# Love Music Hate Racism benefit gig for Anthony Walker in Liverpool



## disco_dave_2000 (Oct 14, 2005)

There is a benefit gig for Anthony Walker on in Liverpool Thursday 27th October at the Academy.

Artists include; Ms Dynamite, The Stands, Roll Deep, Lupe Fiasco, support from Young Kof (urbeatz), Jahdeeanko, One Heart Choir 

http://www.lmhr.org.uk/events/archives/000358.html

"The diverse and multicultural communities of Merseyside - and everywhere in Britain, must stand together against racism and defend our right to live in peace.

A host of acts expressed support for our call for a music show to celebrate our multicultural society and show unity in opposing racism in Merseyside and beyond - the response was phenomenal.

This re-scheduled event hopes to follow on from the success of the large anti-racism festival in Toxeth in early September. Organised by Merseyside Coalition Against Racism and Fascism and Merseyside TUC, the free festival saw performances by bands like Ladytron, the 747’s, Pete Wylie, and Anthony’s Uncle Shiloh’s reggae band Jaheeanko perform to a thousand strong united black and white audience.
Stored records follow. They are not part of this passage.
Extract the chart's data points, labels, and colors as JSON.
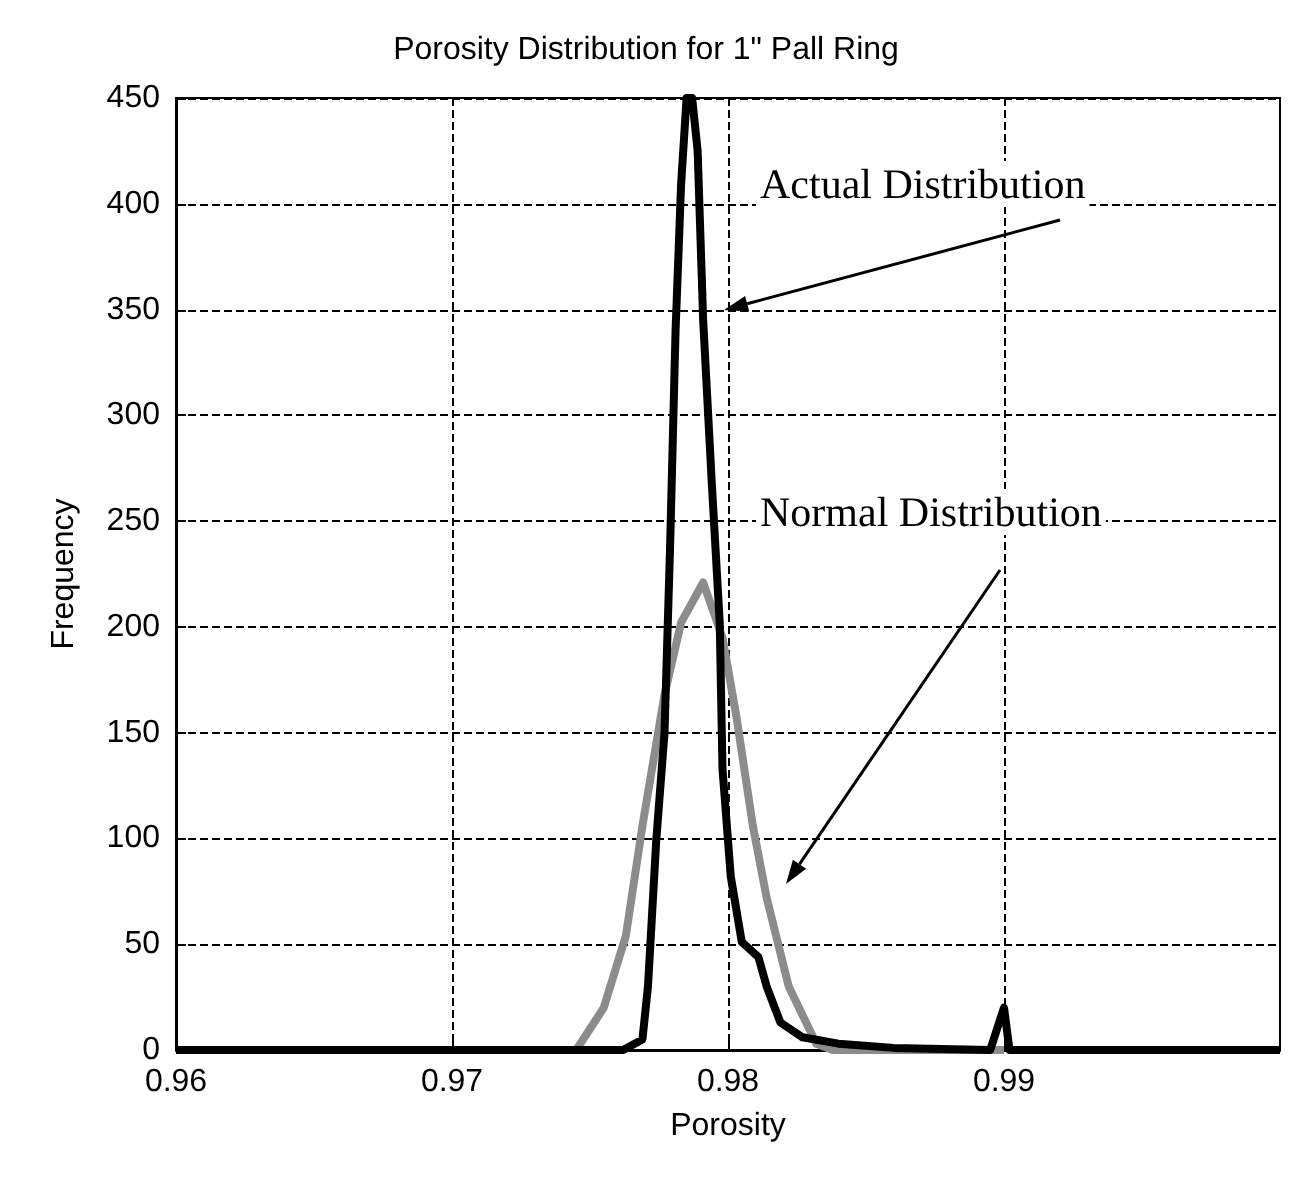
{
  "chart_data": {
    "type": "line",
    "title": "Porosity Distribution for 1\" Pall Ring",
    "xlabel": "Porosity",
    "ylabel": "Frequency",
    "xlim": [
      0.96,
      1.0
    ],
    "xticks": [
      0.96,
      0.97,
      0.98,
      0.99
    ],
    "ylim": [
      0,
      450
    ],
    "yticks": [
      0,
      50,
      100,
      150,
      200,
      250,
      300,
      350,
      400,
      450
    ],
    "grid": true,
    "marker": "none",
    "line_style": "solid",
    "series": [
      {
        "color": "#8c8c8c",
        "x": [
          0.97,
          0.9745,
          0.9755,
          0.9763,
          0.9769,
          0.9777,
          0.9783,
          0.9791,
          0.9798,
          0.9803,
          0.9809,
          0.9814,
          0.9822,
          0.9832,
          0.9838,
          0.99
        ],
        "values": [
          0,
          0,
          20,
          54,
          106,
          168,
          202,
          221,
          195,
          158,
          106,
          72,
          30,
          3,
          0,
          0
        ]
      },
      {
        "color": "#000000",
        "x": [
          0.96,
          0.975,
          0.9762,
          0.9769,
          0.9771,
          0.9774,
          0.9777,
          0.9779,
          0.9781,
          0.9783,
          0.9785,
          0.9786,
          0.9787,
          0.9789,
          0.9791,
          0.9794,
          0.9797,
          0.9798,
          0.9801,
          0.9805,
          0.9811,
          0.9814,
          0.9819,
          0.9827,
          0.984,
          0.986,
          0.9895,
          0.99,
          0.9902,
          1.0
        ],
        "values": [
          0,
          0,
          0,
          5,
          30,
          99,
          150,
          237,
          340,
          409,
          450,
          450,
          450,
          425,
          345,
          271,
          202,
          133,
          82,
          51,
          44,
          30,
          13,
          6,
          3,
          1,
          0,
          20,
          0,
          0
        ]
      }
    ],
    "annotations": [
      "Actual Distribution",
      "Normal Distribution"
    ]
  }
}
Love Music Hate Racism aims to use the positive energy of the music scene to fight back against racism and fascist groups like the BNP. Music unites us and gives us strength while racism seeks only to divide and weaken us."


----------



## disco_dave_2000 (Oct 31, 2005)

Turned out to be a really good night - really busy and some great entertainment. Roll Deep really rocked it, and Ms Dynamite was excellent, however my favourites were an indie guitar band from Liverpool called The Stands. Never really heard much about them before, but impressive 60's sounding rock. Anyway I've got some photographs of them up on my site if anyone is interested; The Stands


----------



## GarveyLives (Jul 30, 2020)

On the 15th anniversary of Anthony Walker's lynching ...

Anthony Walker's mum Gee praised as _'gracious' and 'inspirational'_ for *forgiving racist killers*

Meanwhile:

*Michael Barton* who murdered Anthony Walker *in bid to be freed from jail*

​


----------